TRENTON – The state Department of Environmental Protection reopened the vast majority of shellfish beds in the state today after tissue samples collected over the weekend met federal health standards. The beds were closed Aug. 27 as Hurricane Irene approached New Jersey.
Commissioner Bob Martin signed an order reopening shellfish beds in the ocean from Sandy Hook to Cape May Point and reopening estuarine shellfish beds from the Metedeconk River to Cape May Point. The order returns the beds to the harvest classification status that was in effect prior to passage of Hurricane Irene.
“The shellfish industry is very important to New Jersey’s economy,” Martin said. “I want to thank all of the harvesters, distributors, retailers and countless small businesses that made sacrifices to protect public health under difficult circumstances. The DEP is continuing to monitor and test shellfish beds and expects remaining beds to be reopened soon.”
As Irene approached, the DEP issued a statewide ban on the harvest of clams, oysters and mussels due to concerns about degradation of water quality from large volumes of stormwater. Clams, oysters and mussels are filter feeders that can accumulate harmful bacteria carried into waterways by stormwater.
On Sunday, personnel with the DEP’s Bureau of Marine Water Monitoring collected tissue samples. Several clam boat operators helped out by taking DEP staff out to many of the beds, enabling staff to conduct a comprehensive sampling of ocean and estuarine waters. These tissue samples met federal health standards for safe consumption.

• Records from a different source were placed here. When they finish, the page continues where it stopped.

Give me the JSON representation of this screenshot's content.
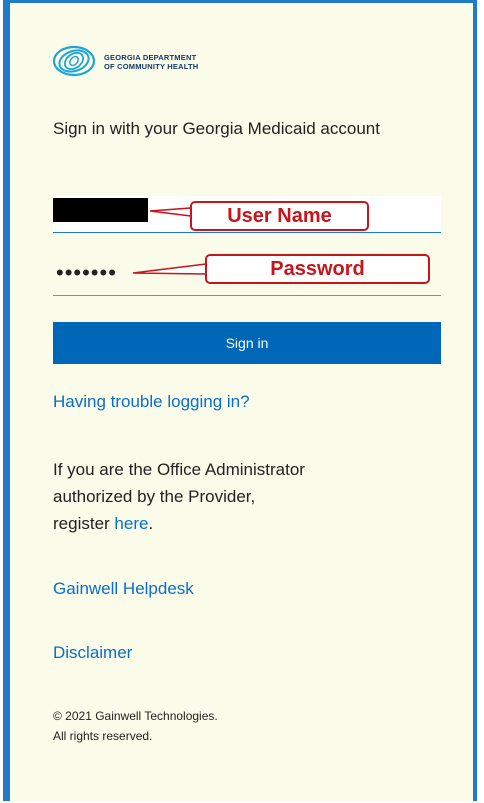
{
  "logo": {
    "line1": "Georgia Department",
    "line2": "of Community Health"
  },
  "heading": "Sign in with your Georgia Medicaid account",
  "username": {
    "value": "",
    "callout": "User Name"
  },
  "password": {
    "masked_value": "•••••••",
    "callout": "Password"
  },
  "sign_in_label": "Sign in",
  "trouble_link": "Having trouble logging in?",
  "admin_text": {
    "line1": "If you are the Office Administrator",
    "line2": "authorized by the Provider,",
    "prefix": "register ",
    "link": "here",
    "suffix": "."
  },
  "helpdesk_link": "Gainwell Helpdesk",
  "disclaimer_link": "Disclaimer",
  "copyright": {
    "line1": "© 2021 Gainwell Technologies.",
    "line2": "All rights reserved."
  },
  "colors": {
    "accent": "#0067b8",
    "link": "#0a6ec9",
    "callout": "#c8151c",
    "background": "#fbfbea"
  }
}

The DEP today collected tissue samples from shellfish beds in the northern estuaries including Raritan Bay, Sandy Hook Bay and the Navesink and Shrewsbury rivers. A decision on reopening these northern beds could be made as early as Wednesday, after the tissue results are analyzed.
Weather permitting the DEP will collect tissue samples from Delaware Bay on Wednesday, with a decision on reopening beds to be made after an analysis of the results.
The DEP works with the New Jersey Department of Health and Senior Services and U.S. Food and Drug Administration to ensure that shellfish are safely harvested in state waters.
The DEP monitors, classifies and enforces shellfish regulations in 425,830 acres of estuarine beds and 295,857 acres of ocean beds.
The Department of Health and Senior Services’ Food Safety Program regularly inspects shellfish processing plants to ensure they follow regulations that outline health and safety precautions. Shellfish samples are regularly collected from harvest areas, certified shellfish dealers and retailers for bacteriological examination.
The program oversees a certification program which requires all wholesale shellfish dealers to handle, process, and ship shellfish under sanitary conditions and maintain records verifying that the shellfish were obtained from approved areas.
Harvesters and the public are advised that clams, oysters or mussels are not to be taken from waters in which they were restricted prior to storm.
Crabs, lobsters, scallops and other shellfish were not affected by the shellfish bed closures.